Hasta ahora el principal argumento a favor de la intervención – ¿el único? – ha procedido de la anterior asesora de Obama Anne-Marie Slaughter, quien en las páginas del New York Times abogó por esta como la mejor manera de detener los crímenes del gobierno sirio. La confirmación, sin embargo, de que la política occidental, seguida a pies juntillas por la UE, era más bien la otra cara de Obama, descrita por Ryan Lizza en el New Yorker como liderazgo desde atrás, fue la participación de varios países europeos y de la misma ONU en una reunión convocada por el gobierno islamista de Túnez. Allí se consagró la política de delegación en la Liga Árabe apoyada por la ONU, proponiéndose un enviado especial, el antiguo secretario general Kofi Annan, con la intención fundamental de permitir el acceso de los servicios sanitarios de emergencia y preparar el camino a una fuerza de pacificación, una vez que se haya acabado la violencia y puesto en marcha la transición (¿cómo?). La situación especialmente terrorífica del barrio de Baba Amr en Homs que había asistido a la muerte de dos periodistas occidentales en el mismo día, justificó también el acercamiento al Consejo Nacional Sirio, el grupo en que se integran las fuerzas opositoras a Asad. La señal principal de la conferencia, pues, lejos de las propuestas liberal-internacionalistas de Slaughter favorable a una intervención, aunque en su artículo no mencionase una sola vez la efímera doctrina de la responsabilidad de proteger (conocida como R2P) que sirvió para justificar la actuación en Libia, era de moderación occidental. El problema árabe correspondía a los árabes resolverlo.

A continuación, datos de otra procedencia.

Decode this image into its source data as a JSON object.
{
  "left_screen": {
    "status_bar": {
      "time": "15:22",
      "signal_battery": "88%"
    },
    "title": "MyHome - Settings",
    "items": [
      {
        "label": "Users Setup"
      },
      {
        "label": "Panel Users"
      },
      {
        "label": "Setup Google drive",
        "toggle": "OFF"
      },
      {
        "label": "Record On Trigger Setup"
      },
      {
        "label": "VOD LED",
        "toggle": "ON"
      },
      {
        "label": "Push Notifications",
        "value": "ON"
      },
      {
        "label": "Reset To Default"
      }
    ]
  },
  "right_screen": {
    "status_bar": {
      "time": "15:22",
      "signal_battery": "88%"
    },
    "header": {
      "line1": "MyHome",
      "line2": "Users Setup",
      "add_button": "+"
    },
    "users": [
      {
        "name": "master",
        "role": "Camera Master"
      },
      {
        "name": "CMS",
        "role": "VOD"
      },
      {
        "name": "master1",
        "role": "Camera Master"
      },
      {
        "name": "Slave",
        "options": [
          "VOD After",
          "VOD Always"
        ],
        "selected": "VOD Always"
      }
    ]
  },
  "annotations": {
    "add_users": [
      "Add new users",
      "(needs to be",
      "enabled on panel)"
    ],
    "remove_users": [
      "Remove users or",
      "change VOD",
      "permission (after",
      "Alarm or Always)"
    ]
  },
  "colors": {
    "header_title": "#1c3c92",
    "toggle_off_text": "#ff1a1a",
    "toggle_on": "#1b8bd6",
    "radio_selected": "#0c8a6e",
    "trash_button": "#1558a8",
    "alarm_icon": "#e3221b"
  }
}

Este proceso respondía a la percepción occidental de que los islamistas habían mutado. Estos, masivamente representados en los países del sur del Mediterráneo - y en Siria concretamente donde sufrieron en Hama la terrible represión de Hafez el Asad - por los Hermanos Musulmanes, se adaptaron integrándose en el ambiente político tras las guerras de Afganistán e Irak dejando de lado la solución terrorista de Al-Qaeda.
En definitiva nada parecía asegurar que los 6.000 muertos de la revuelta fueran los últimos de la primavera árabe ni que fueran a propiciar una transición modélica a la democracia en Siria, sino que el neo-realismo consagrado por Estados Unidos y no disputado por la más débil UE, apuntaba más bien a la constatación de los graves problemas cuyo caldo de cultivo es Oriente Medio, a su gestión cotidiana y a la desvinculación de Occidente de estos conflictos. La recolocación de los islamistas en el campo no-terrorista, cuyo antecedente está en una interpretación del Levantamiento de Anbar en Irak, bastaba por ahora. No es lo fundamental resolver este combate que parece estar aún en las primeras fases de un proceso aún muy incierto y amenazador para Occidente, especialmente el Sur de Europa. Los efectos de las guerras afgana e iraquí, generan una nueva voluntad, no de solucionar, sino de administrar el enfrentamiento de acuerdo con los modelos diplomáticos tradicionales, la delegación en los responsables regionales y la renuncia realista a buscar lo mejor, evitando al menos lo inmediatamente más preocupante para los intereses europeos.